Secondo i dati diffusi dal Cpj, come riporta Nova.news, risultano incarcerati sul territorio cinese ben 50 giornalisti. Tra questi, alcune delle firme dei giornali vicini alla protesta di Hong Kong. Nel mirino delle autorità del Paese del Dragone anche le fonti, definite “collaborazioniste”, giornalisti e operatori dell’editoria, che avrebbero fornito materiale a gruppi di opposizione. I dati del Myanmar disegnano un’escalation in pochissimo tempo. Pesano gli scontri civili, le proteste e le reazioni delle autorità. 26 i giornalisti in carcere nel Paese del Sud Est asiatico.

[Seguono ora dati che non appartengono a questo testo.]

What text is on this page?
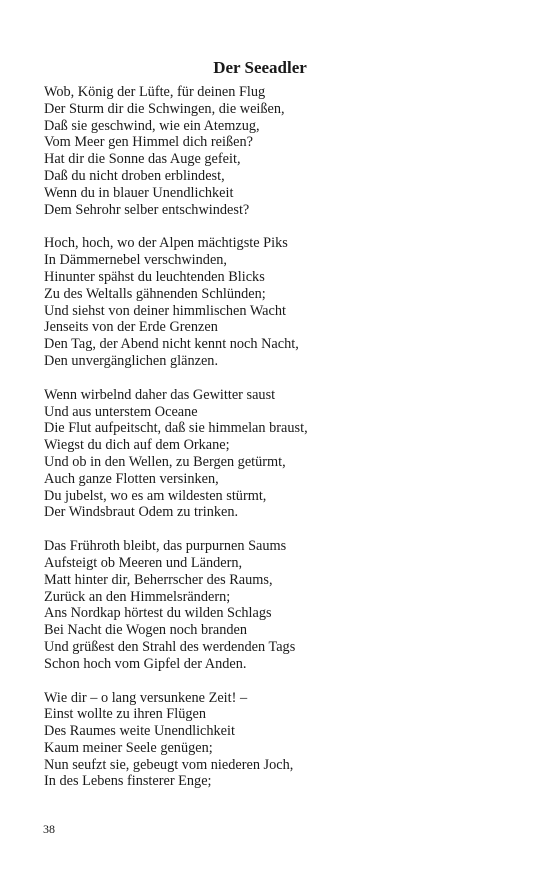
Der Seeadler

Wob, König der Lüfte, für deinen Flug
Der Sturm dir die Schwingen, die weißen,
Daß sie geschwind, wie ein Atemzug,
Vom Meer gen Himmel dich reißen?
Hat dir die Sonne das Auge gefeit,
Daß du nicht droben erblindest,
Wenn du in blauer Unendlichkeit
Dem Sehrohr selber entschwindest?

Hoch, hoch, wo der Alpen mächtigste Piks
In Dämmernebel verschwinden,
Hinunter spähst du leuchtenden Blicks
Zu des Weltalls gähnenden Schlünden;
Und siehst von deiner himmlischen Wacht
Jenseits von der Erde Grenzen
Den Tag, der Abend nicht kennt noch Nacht,
Den unvergänglichen glänzen.

Wenn wirbelnd daher das Gewitter saust
Und aus unterstem Oceane
Die Flut aufpeitscht, daß sie himmelan braust,
Wiegst du dich auf dem Orkane;
Und ob in den Wellen, zu Bergen getürmt,
Auch ganze Flotten versinken,
Du jubelst, wo es am wildesten stürmt,
Der Windsbraut Odem zu trinken.

Das Frühroth bleibt, das purpurnen Saums
Aufsteigt ob Meeren und Ländern,
Matt hinter dir, Beherrscher des Raums,
Zurück an den Himmelsrändern;
Ans Nordkap hörtest du wilden Schlags
Bei Nacht die Wogen noch branden
Und grüßest den Strahl des werdenden Tags
Schon hoch vom Gipfel der Anden.

Wie dir – o lang versunkene Zeit! –
Einst wollte zu ihren Flügen
Des Raumes weite Unendlichkeit
Kaum meiner Seele genügen;
Nun seufzt sie, gebeugt vom niederen Joch,
In des Lebens finsterer Enge;

38
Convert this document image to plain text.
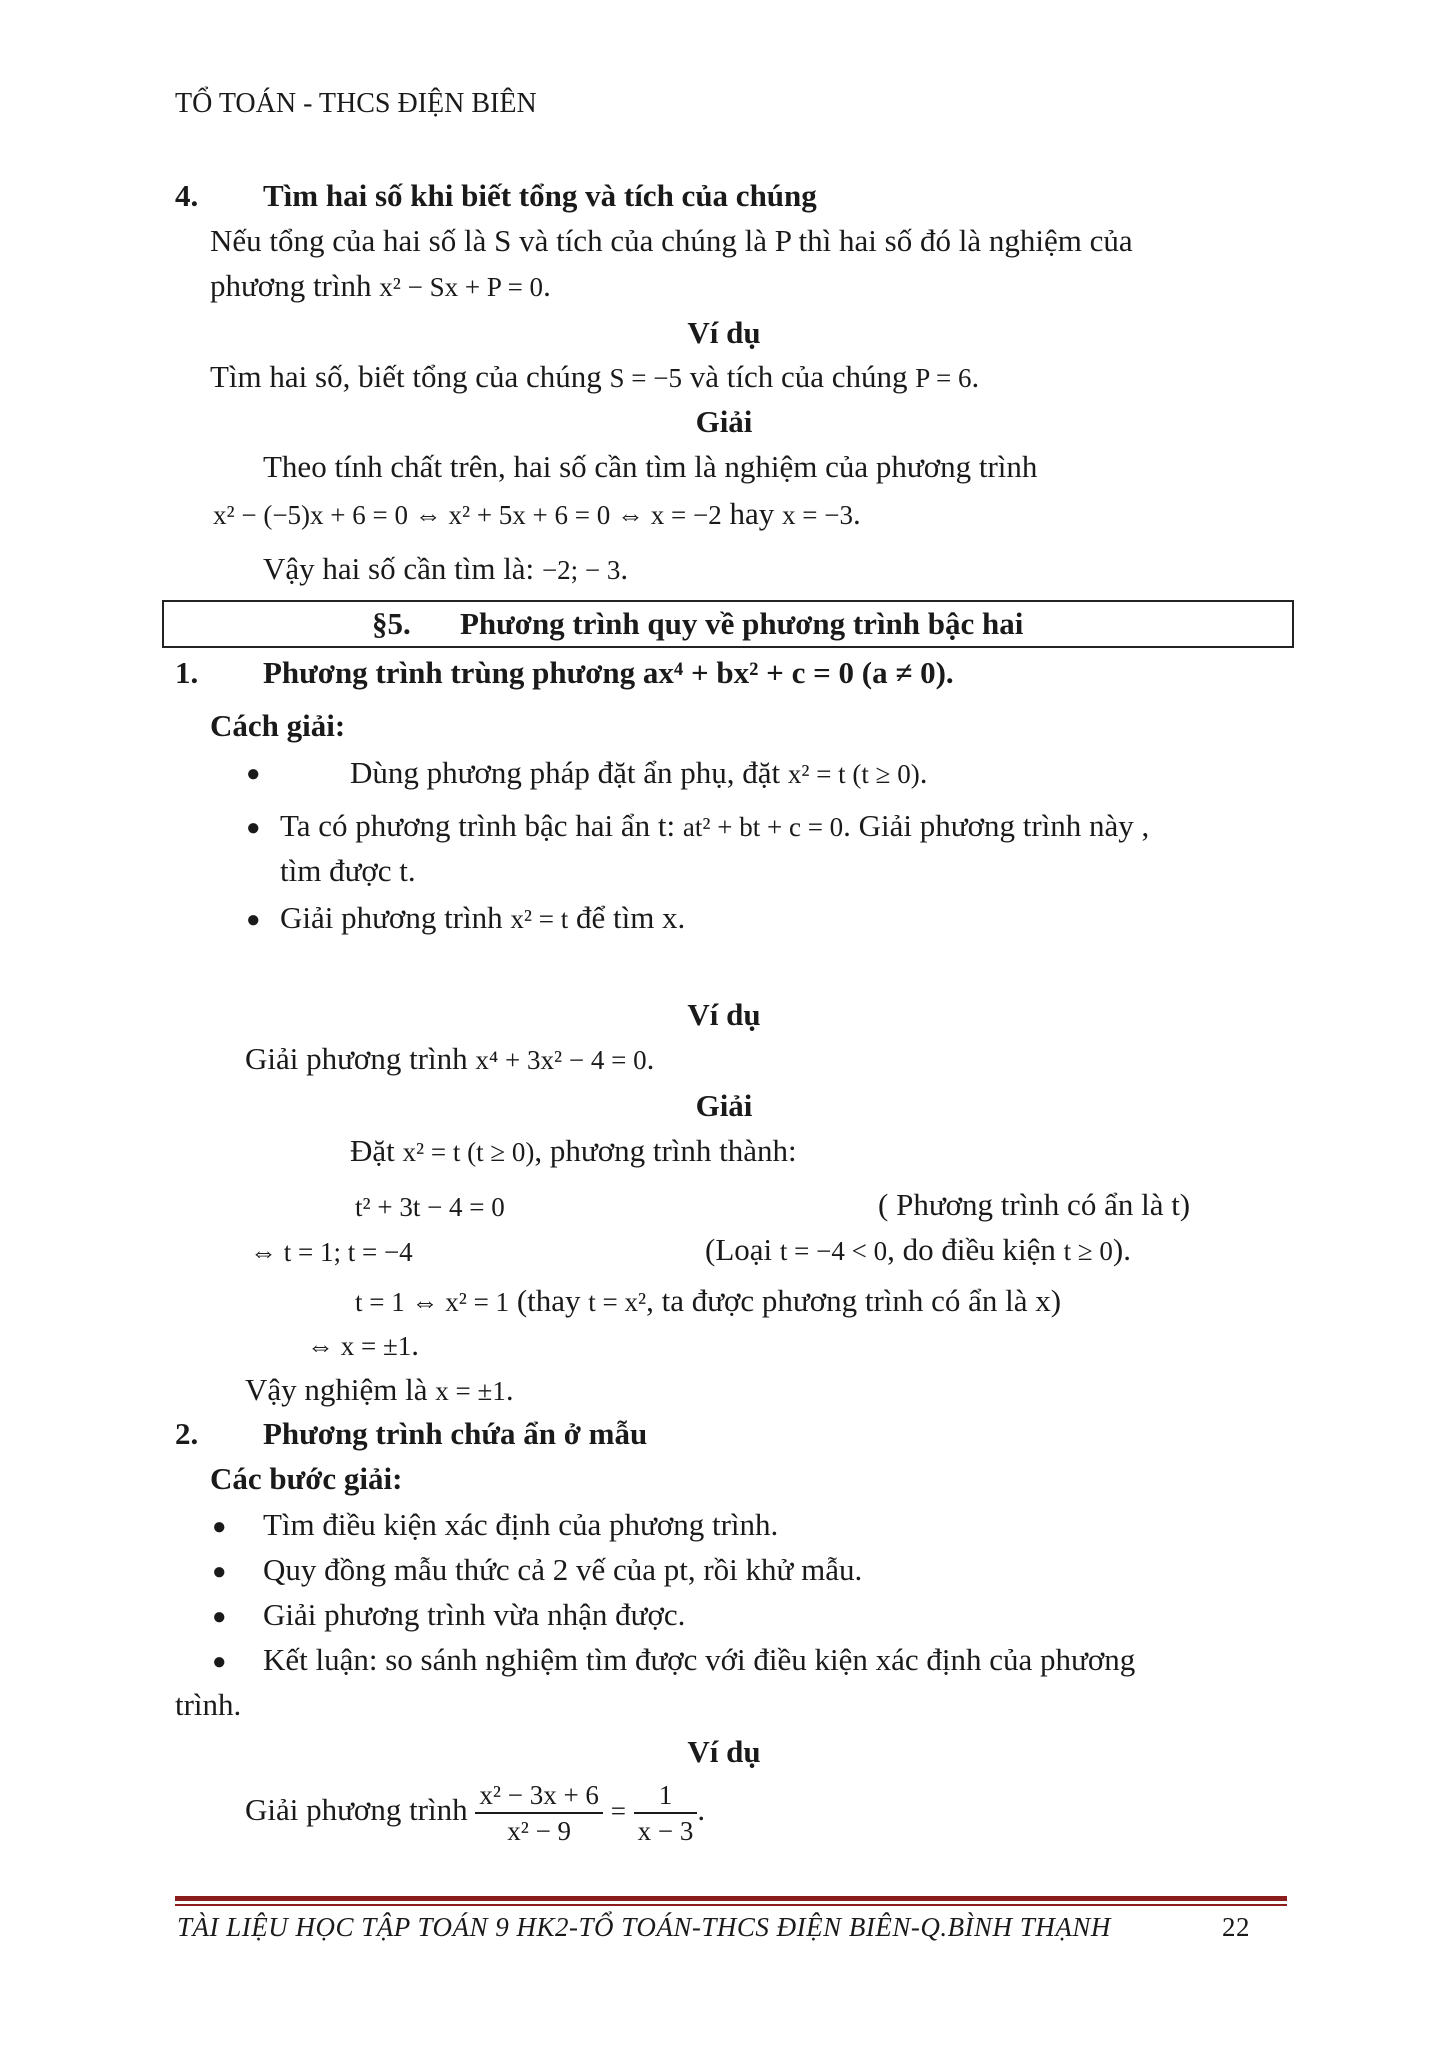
TỔ TOÁN - THCS ĐIỆN BIÊN
4. Tìm hai số khi biết tổng và tích của chúng
Nếu tổng của hai số là S và tích của chúng là P thì hai số đó là nghiệm của
phương trình x² − Sx + P = 0.
Ví dụ
Tìm hai số, biết tổng của chúng S = −5 và tích của chúng P = 6.
Giải
Theo tính chất trên, hai số cần tìm là nghiệm của phương trình
x² − (−5)x + 6 = 0 ⇔ x² + 5x + 6 = 0 ⇔ x = −2 hay x = −3.
Vậy hai số cần tìm là: −2; − 3.
§5. Phương trình quy về phương trình bậc hai
1. Phương trình trùng phương ax⁴ + bx² + c = 0 (a ≠ 0).
Cách giải:
●	Dùng phương pháp đặt ẩn phụ, đặt x² = t (t ≥ 0).
● Ta có phương trình bậc hai ẩn t: at² + bt + c = 0. Giải phương trình này ,
tìm được t.
● Giải phương trình x² = t để tìm x.
Ví dụ
Giải phương trình x⁴ + 3x² − 4 = 0.
Giải
Đặt x² = t (t ≥ 0), phương trình thành:
t² + 3t − 4 = 0	( Phương trình có ẩn là t)
⇔ t = 1; t = −4	(Loại t = −4 < 0, do điều kiện t ≥ 0).
t = 1 ⇔ x² = 1 (thay t = x², ta được phương trình có ẩn là x)
⇔ x = ±1.
Vậy nghiệm là x = ±1.
2. Phương trình chứa ẩn ở mẫu
Các bước giải:
● Tìm điều kiện xác định của phương trình.
● Quy đồng mẫu thức cả 2 vế của pt, rồi khử mẫu.
● Giải phương trình vừa nhận được.
● Kết luận: so sánh nghiệm tìm được với điều kiện xác định của phương
trình.
Ví dụ
Giải phương trình $\frac{\text{x² − 3x + 6}}{\text{x² − 9}} = \frac{1}{x - 3}$ .
TÀI LIỆU HỌC TẬP TOÁN 9 HK2-TỔ TOÁN-THCS ĐIỆN BIÊN-Q.BÌNH THẠNH	22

Si sono letteralmente compressi i dati relativi ai giornalisti in carcere tra Turchia e Arabia Saudita. Ankara e Riad hanno proceduto a rilasciare molti accusati negli ultimi mesi. Soprattutto in Turchia, dopo il golpe fallito di qualche anno fa, la situazione è leggermente migliorata. Ankara non è più in cima alla classifica. L’Arabia Saudita, dopo il caso Khashoggi che ancora agita il dibattito internazionale, ha migliorato la sua posizione, scendendo con “soli” 14 giornalisti in carcere e nessun nuovo arresto nel corso dell’anno.

L’incremento più alto, però, sembra riguardare la Bielorussia. Dove languiscono in carcere 19 giornalisti. Tutti arrestati nel corso di quest’anno. Reazioni che paiono legate alla difficile situazione politica interna di Minsk. Dove sono fioccate le proteste di piazza e i contestatori avevano messo nel mirino il presidente Lukashenko. Una protesta che aveva avuto l’avallo dell’Unione Europea e che ancora oggi tiene lontani Bielorussia e Bruxelles.